I'm reading about information criteria and I bumped into an example, where the author tries to approximate a true data generating normal function $g(x|\mu_0, \sigma^2_ 0)$ with an approximation model:
$$f(x|\mu,\sigma^2) = \frac{1}{\sqrt{2\pi\sigma^2}}\exp\left(-\frac{(x-\mu)^2}{2\sigma^2}\right).$$
The goal is to have $f(x|\mu,\sigma^2)\approx g(x|\mu_0, \sigma^2_ 0)$. Anyways, in the text I'm reading the author then writes the following:
$$\log f(x|\mu,\sigma^2) = -\frac{1}{2}\log2\pi\sigma^2-\frac{(x-\mu)^2}{2\sigma^2},$$
which is completely clear. But this next one is where I start to get trouble, he writes:
$$E_g[\log f(x|\mu,\sigma^2)] = -\frac{1}{2}\log2\pi\sigma^2-\sigma^2_0+\frac{(\mu-\mu_0)^2}{\sigma^2},$$
where expectation has been calculated with respect to the true distribution $g$. It therefore seems to me that:
$$E_g\left[-\frac{(x-\mu)^2}{2\sigma^2}\right] = -\sigma^2_0+\frac{(\mu-\mu_0)^2}{\sigma^2}.$$
I don't immediately see why this is true, so I tried to show it myself:
$$E_g\left[-\frac{(x-\mu)^2}{2\sigma^2}\right]=-\frac{1}{2\sigma^2}\left(E_g\left[x^2-2x\mu+\mu^2\right]\right) = -\frac{1}{2\sigma^2}\left(E_g\left[x^2\right]-2\mu E_g\left[x\right]+E_g\left[\mu^2\right]\right)$$
$$=-\frac{1}{2\sigma^2}\left(E_g\left[x^2\right]-2\mu\mu_0+\mu^2\right).$$
In the above I have used the assumption that $E_g\left[x\right]=\mu_0$ and I also assume that $E_g\left[(x-\mu_0)^2\right]=\sigma^2_0$. So now I need to show that:
$$-\frac{1}{2\sigma^2}\left(E_g\left[x^2\right]-2\mu\mu_0+\mu^2\right)=-\sigma^2_0+\frac{(\mu-\mu_0)^2}{\sigma^2}$$
and now I start to doubt my derivation.
Question: Am I going in the right direction? Is there some mistake in my reasoning here that I have made?

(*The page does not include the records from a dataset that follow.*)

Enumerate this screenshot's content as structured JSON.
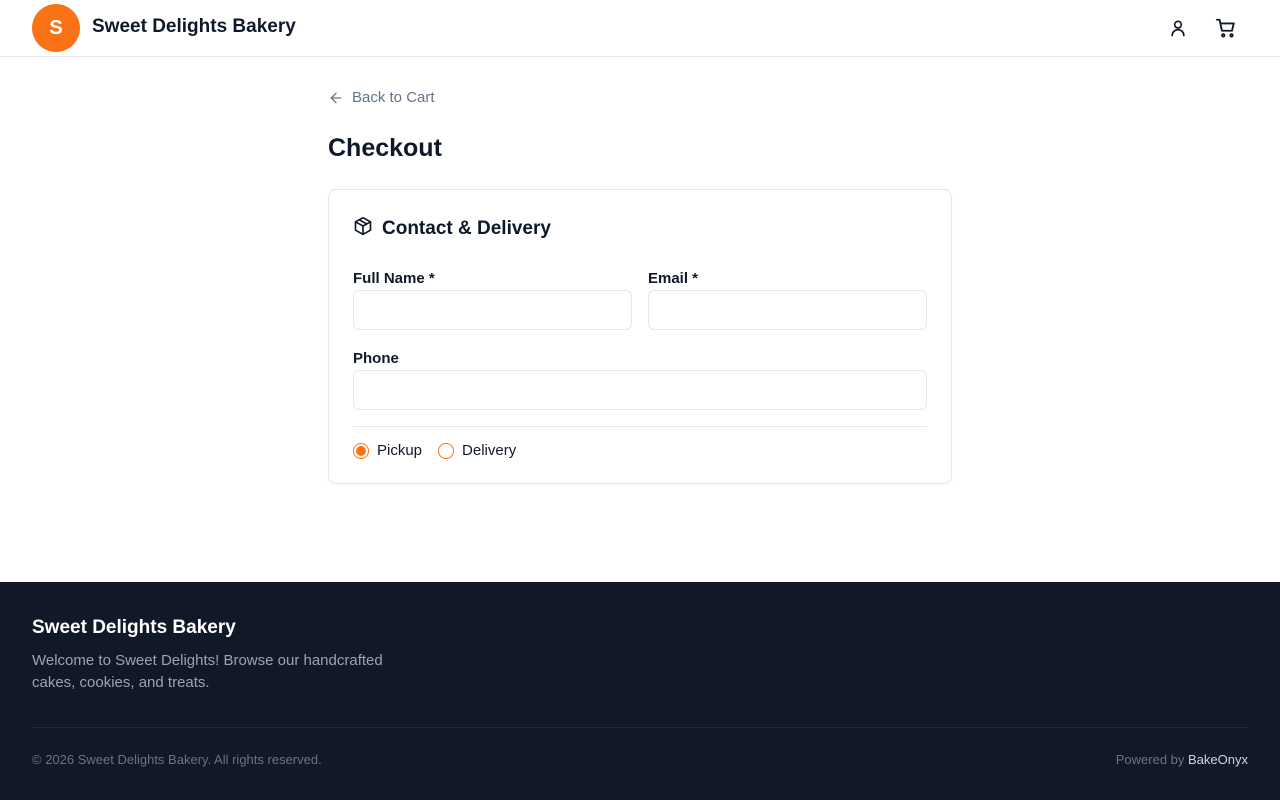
{
  "header": {
    "logo_letter": "S",
    "brand": "Sweet Delights Bakery",
    "icons": [
      "user-icon",
      "cart-icon"
    ]
  },
  "nav": {
    "back_label": "Back to Cart"
  },
  "page": {
    "title": "Checkout"
  },
  "card": {
    "title": "Contact & Delivery",
    "icon": "package-icon",
    "fields": {
      "full_name_label": "Full Name *",
      "full_name_value": "",
      "email_label": "Email *",
      "email_value": "",
      "phone_label": "Phone",
      "phone_value": ""
    },
    "fulfillment": {
      "options": [
        "Pickup",
        "Delivery"
      ],
      "selected": "Pickup",
      "pickup_label": "Pickup",
      "delivery_label": "Delivery"
    }
  },
  "footer": {
    "brand": "Sweet Delights Bakery",
    "description": "Welcome to Sweet Delights! Browse our handcrafted cakes, cookies, and treats.",
    "copyright": "© 2026 Sweet Delights Bakery. All rights reserved.",
    "powered_prefix": "Powered by ",
    "powered_link": "BakeOnyx"
  },
  "colors": {
    "accent": "#f97316",
    "footer_bg": "#111827",
    "border": "#e2e8f0"
  }
}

P.S. If you need more information please let me know. Sorry I had small mistake in the equation, fixed.
UPDATE: to see my reference book where my question originates, please see page 62 in the book Information Criteria and Statistical Modeling
\begin{equation} E_g[x^2] = \sigma_0^2 + \mu_0^2 \end{equation} Therefore, \begin{equation} \begin{aligned} E_g[x^2] - 2 \mu \mu_0 + \mu^2 &= \sigma_0 + \mu_0^2 - 2 \mu \mu_0 + \mu^2\\ &=\sigma_0^2 + (\mu - \mu_0)^2 \end{aligned} \end{equation} and it holds that \begin{equation} E_g\left[-\frac{(x-\mu)^2}{2\sigma^2}\right] = - \frac{\sigma^2_0+(\mu-\mu_0)^2}{2\sigma^2}. \end{equation}
This agrees with equation (3.7) in the book you are refering to. However, when there is a relation between $\sigma_0$ and $\sigma$ the formula can be reduced.
It seems in the book you are referring to that the specified model has a $\sigma$ given by the empirical variance. Try writing this in terms of the true variance.